Before last month's FISA updates, the law's requirement to obtain a court order, based on a showing of probable cause, "slowed, and in some cases prevented altogether, the government's ability to collect foreign intelligence information," McConnell said.

The updated language, which expires in six months unless Congress extends it, allows the director of national intelligence and attorney general to authorize some spying without first getting warrants from a secret court created by the underlying law.

Assistant Attorney General Kenneth Wainstein, who testified alongside McConnell, said it is important that Congress give liability protection to telecommunications firms that allegedly have assisted in certain intelligence activities. That exemption was not part of the latest FISA update.

Committee Chairman John Conyers, D-Mich., complained that the FISA modifications were made without proper vetting and what lawmakers have learned since "does not give this chairman much cause for comfort."
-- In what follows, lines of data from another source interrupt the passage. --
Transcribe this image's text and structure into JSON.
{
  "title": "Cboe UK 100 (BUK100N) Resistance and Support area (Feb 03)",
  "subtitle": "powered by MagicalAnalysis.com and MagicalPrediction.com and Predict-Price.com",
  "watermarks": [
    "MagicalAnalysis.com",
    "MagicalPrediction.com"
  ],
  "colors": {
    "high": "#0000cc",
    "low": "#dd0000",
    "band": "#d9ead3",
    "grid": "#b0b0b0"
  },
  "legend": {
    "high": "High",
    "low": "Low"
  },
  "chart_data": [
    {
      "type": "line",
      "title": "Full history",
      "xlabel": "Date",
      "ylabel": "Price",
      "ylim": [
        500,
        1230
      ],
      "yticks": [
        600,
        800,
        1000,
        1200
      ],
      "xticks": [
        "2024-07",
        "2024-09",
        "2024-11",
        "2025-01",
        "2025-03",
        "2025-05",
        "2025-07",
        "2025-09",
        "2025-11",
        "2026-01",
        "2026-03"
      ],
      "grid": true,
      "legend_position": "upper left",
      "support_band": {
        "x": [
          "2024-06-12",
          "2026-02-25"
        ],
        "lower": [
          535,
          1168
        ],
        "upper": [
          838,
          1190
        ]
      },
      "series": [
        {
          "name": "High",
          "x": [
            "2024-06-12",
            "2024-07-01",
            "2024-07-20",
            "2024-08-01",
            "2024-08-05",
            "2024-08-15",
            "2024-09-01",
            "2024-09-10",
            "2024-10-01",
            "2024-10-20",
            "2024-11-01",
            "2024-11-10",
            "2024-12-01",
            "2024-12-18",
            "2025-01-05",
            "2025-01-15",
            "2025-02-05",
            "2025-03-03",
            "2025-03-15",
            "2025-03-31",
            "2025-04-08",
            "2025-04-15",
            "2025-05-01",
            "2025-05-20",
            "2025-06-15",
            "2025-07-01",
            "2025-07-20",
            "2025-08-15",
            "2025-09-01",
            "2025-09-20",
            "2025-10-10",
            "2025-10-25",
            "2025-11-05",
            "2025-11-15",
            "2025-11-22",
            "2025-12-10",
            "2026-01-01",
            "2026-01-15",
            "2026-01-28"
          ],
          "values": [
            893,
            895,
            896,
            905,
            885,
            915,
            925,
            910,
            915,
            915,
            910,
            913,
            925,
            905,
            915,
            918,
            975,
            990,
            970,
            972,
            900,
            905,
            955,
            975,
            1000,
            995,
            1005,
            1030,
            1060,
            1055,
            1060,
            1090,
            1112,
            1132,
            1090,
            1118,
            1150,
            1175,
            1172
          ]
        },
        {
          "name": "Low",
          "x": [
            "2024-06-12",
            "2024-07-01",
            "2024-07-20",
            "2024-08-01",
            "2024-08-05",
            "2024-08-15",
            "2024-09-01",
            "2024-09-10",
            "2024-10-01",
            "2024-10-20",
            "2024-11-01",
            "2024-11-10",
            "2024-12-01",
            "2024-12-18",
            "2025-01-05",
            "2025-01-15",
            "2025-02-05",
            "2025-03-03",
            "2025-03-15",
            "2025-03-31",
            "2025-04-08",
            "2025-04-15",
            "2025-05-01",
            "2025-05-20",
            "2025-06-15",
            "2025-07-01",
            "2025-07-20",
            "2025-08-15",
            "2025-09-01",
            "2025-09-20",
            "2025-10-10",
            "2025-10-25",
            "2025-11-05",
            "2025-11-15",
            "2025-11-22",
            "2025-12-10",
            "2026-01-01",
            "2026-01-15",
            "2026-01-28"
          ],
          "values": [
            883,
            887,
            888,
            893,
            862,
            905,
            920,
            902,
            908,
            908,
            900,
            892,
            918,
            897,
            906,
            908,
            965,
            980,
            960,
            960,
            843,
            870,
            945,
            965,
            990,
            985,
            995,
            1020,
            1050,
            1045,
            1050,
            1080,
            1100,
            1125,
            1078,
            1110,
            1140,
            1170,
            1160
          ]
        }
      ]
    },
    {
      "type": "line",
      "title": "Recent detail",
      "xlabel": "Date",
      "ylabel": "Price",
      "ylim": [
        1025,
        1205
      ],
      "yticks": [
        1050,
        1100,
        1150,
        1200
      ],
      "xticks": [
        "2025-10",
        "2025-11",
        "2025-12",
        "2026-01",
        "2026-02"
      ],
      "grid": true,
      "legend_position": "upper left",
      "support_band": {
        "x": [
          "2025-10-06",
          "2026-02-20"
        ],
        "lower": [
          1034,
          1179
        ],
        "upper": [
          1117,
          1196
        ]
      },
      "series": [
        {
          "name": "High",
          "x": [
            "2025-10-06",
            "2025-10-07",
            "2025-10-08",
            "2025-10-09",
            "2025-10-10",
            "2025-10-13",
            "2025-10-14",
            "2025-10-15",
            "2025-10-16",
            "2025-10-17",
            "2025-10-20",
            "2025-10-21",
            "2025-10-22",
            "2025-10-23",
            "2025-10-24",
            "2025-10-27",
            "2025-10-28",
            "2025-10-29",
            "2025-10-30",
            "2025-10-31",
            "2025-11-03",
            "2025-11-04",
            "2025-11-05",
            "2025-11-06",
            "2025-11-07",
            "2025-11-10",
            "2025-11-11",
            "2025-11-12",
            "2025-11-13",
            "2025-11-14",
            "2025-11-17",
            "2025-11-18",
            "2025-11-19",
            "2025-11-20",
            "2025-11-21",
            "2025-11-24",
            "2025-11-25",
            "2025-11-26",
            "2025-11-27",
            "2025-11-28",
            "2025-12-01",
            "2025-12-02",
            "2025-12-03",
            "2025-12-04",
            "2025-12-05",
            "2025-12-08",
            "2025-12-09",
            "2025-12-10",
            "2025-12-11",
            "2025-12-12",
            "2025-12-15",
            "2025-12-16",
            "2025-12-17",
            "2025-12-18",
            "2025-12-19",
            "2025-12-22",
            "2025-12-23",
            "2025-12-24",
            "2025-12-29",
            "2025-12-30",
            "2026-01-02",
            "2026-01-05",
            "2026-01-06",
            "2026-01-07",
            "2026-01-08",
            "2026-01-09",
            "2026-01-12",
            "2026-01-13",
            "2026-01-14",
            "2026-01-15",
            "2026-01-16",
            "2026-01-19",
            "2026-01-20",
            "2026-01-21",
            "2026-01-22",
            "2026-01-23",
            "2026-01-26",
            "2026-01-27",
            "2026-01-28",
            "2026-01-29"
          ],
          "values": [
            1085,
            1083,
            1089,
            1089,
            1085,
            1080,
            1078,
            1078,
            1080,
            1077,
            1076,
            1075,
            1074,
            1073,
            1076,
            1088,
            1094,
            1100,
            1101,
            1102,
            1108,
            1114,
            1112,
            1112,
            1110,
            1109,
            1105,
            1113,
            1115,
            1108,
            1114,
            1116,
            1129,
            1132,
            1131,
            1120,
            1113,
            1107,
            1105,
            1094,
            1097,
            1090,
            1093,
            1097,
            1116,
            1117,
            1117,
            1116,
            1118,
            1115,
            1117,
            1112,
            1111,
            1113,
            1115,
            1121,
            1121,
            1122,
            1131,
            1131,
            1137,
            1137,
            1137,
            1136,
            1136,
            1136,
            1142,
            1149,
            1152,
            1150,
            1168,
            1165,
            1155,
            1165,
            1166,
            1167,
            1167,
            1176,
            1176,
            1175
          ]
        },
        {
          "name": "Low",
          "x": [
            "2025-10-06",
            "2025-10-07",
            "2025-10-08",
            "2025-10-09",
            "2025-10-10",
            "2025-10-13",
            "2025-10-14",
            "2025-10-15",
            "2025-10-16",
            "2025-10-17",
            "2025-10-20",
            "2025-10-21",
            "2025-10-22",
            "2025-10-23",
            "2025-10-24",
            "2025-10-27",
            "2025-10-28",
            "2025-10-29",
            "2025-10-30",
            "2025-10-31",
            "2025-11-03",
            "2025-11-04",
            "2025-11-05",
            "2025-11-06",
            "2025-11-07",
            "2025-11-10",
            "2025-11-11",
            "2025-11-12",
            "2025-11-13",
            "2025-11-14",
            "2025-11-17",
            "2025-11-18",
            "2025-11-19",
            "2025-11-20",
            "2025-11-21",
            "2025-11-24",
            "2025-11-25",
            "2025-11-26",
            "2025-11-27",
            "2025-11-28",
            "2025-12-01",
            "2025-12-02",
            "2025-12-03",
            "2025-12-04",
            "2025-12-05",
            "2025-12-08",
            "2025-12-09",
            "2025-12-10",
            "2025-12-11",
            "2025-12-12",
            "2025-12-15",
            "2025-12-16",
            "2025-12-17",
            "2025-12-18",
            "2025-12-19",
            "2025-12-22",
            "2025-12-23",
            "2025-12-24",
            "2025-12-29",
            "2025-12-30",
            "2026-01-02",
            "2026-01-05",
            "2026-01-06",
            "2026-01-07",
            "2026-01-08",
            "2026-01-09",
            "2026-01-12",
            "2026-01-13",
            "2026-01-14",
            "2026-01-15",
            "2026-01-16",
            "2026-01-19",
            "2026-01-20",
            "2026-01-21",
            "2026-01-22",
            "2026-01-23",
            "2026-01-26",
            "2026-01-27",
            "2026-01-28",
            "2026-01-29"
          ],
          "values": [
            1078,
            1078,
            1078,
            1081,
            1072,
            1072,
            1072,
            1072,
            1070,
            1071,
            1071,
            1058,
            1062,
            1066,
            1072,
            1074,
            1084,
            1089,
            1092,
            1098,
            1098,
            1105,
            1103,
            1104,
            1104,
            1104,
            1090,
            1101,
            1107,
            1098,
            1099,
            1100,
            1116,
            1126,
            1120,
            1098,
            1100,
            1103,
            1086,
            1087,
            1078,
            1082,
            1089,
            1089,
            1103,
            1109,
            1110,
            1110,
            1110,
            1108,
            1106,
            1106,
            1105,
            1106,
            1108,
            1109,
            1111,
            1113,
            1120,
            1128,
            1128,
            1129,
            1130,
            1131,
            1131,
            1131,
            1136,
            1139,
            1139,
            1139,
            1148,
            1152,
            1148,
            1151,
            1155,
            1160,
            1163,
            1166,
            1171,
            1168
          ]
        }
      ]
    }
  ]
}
The bill was written so broadly that it permits the government to "intercept any and all electronic communications from U.S. citizens to anyone even thought to be abroad," Conyers said. The new power could also apply to business and library records, personal mail and "domestic searches of our homes," he argued.

New York Democrat Jerrold Nadler, who chairs the Constitution, Civil Rights and Civil Liberties Subcommittee, said he was particularly worried about the "administration's ongoing charm offensive."

"Let's have some truth in advertising," he said, spurring an eruption of cheers from some in the audience and gavel-banging from Conyers.

House Intelligence plans to debate long-term legislative changes to FISA on Oct. 4. At his panel's hearing, Chairman Silvestre Reyes, D-Texas, said the temporary legislation is "a very flawed bill" that "allows warrantless physical searches of Americans' homes, offices and computers. It converts the FISA court into a rubber stamp. And it contains insufficient protections for Americans who will have their phone calls listened to and e-mails read under this new authority."

But Republicans on both committees fired back at Democrats, saying that some of them, as well as privacy advocates, are overstating the effects of the FISA changes.

Intelligence Committee ranking Republican Pete Hoekstra of Michigan decried the "hysterical hypotheticals" offered by foes of the law. "Their wild, baseless accusations strain the limits of reality and, without reason, impugn the integrity and honor of the hard-working intelligence professionals we ask to protect our homeland."